Düşündüm, kendim de dahil herkes için ne isterim yeni yıldan, dedim. Pek çok şey istenir elbet. Dilek sandığı açılmaya görsün, kolay kolay kapanmaz.
Ama tek bir hakkım varmış gibi yapıyorum ve herkes için yeni yılda daha fazla merak diliyorum.
Evet, sadece merak. En basit haliyle merak. Üstelik dileğim öyle tek bir hedefe yönelmiş bir merak da değil. Serbest gezen bir merak diliyorum; kendim, okur ve tüm insanlar için.
Buralarda pek sevilmez merak. “Kediyi merak öldürür” diyen de eksik olmaz, ağzını bozup “İnsanın başına ne geliyorsa ya meraktan…” diye devam eden de…
Kayıtsızlığın bir meziyet olarak tarif edildiği bu çağda merak hoş karşılanmaz. Bilinmeyene yeltenen bir yolculuğun önüne “iş çıkarma şimdi”lerden, “anlamadığın işe burnunu sokma”lardan duvar örülür hızla…
Merak Türkçede görece yeni bir kelime. 17. Yüzyıla kadar Türkçe konuşulan coğrafyalarda merak kelimesine pek rastlanmıyor. Onun yerine “hayret” var. Yani şaşırmak… “Hayran” var. Hayran olmak ile hayret arasındaki ilişki merak için önemli. Bir şeyin güzelliğine, yeniliğine şaşıracaksınız önce. Ve ona öyle bir hayran olacaksınız ki, peşine takılacaksınız.

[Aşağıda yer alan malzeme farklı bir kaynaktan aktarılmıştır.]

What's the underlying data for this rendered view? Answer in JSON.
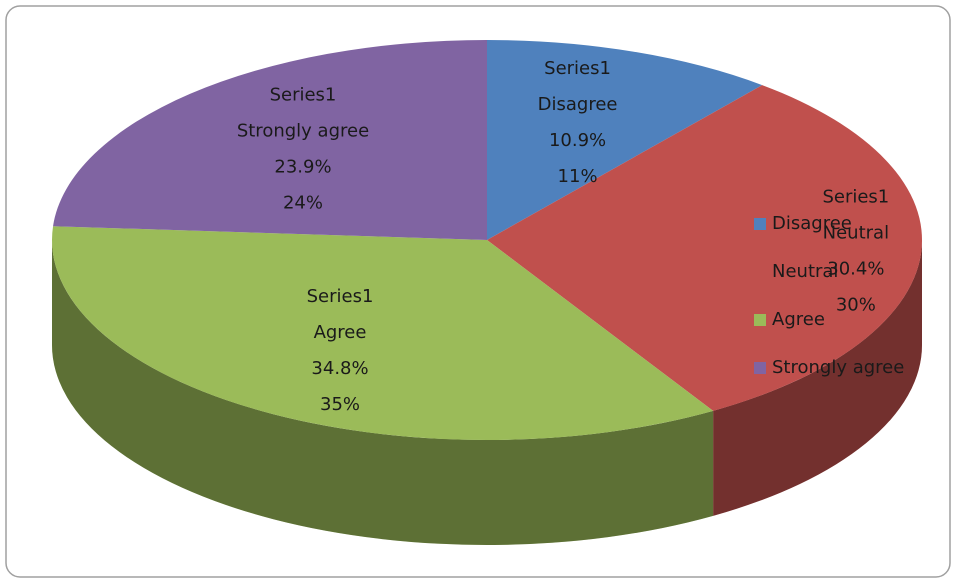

Merak ve hayret arasındaki ilişki sadece Türkçeye özgü de değil üstelik, ta Antik Yunan’a kadar uzanıyor. Sokrates “Tüm felsefe ‘thauma’yla başlar” diyor. “Thauma” Türkçeye merak veya hayret olarak çevriliyor. Aristoteles ise “Tüm insanlar doğaları gereği bilmeyi isterler” diyor ve o da “thauma”nın yani hayret ve merakın felsefenin başlangıç noktası olduğu konusunda Sokrates’e katılıyor.
“Merak felsefesi” üzerine çalışan, aynı isimde bir ders veren ve “The Philosophy of Curiosity” isminde bir yayını da bulunan Prof. İlhan İnan ise thauma’yı hayret, hayranlık ve merakın karışımı bir duygu olarak tanımlıyor.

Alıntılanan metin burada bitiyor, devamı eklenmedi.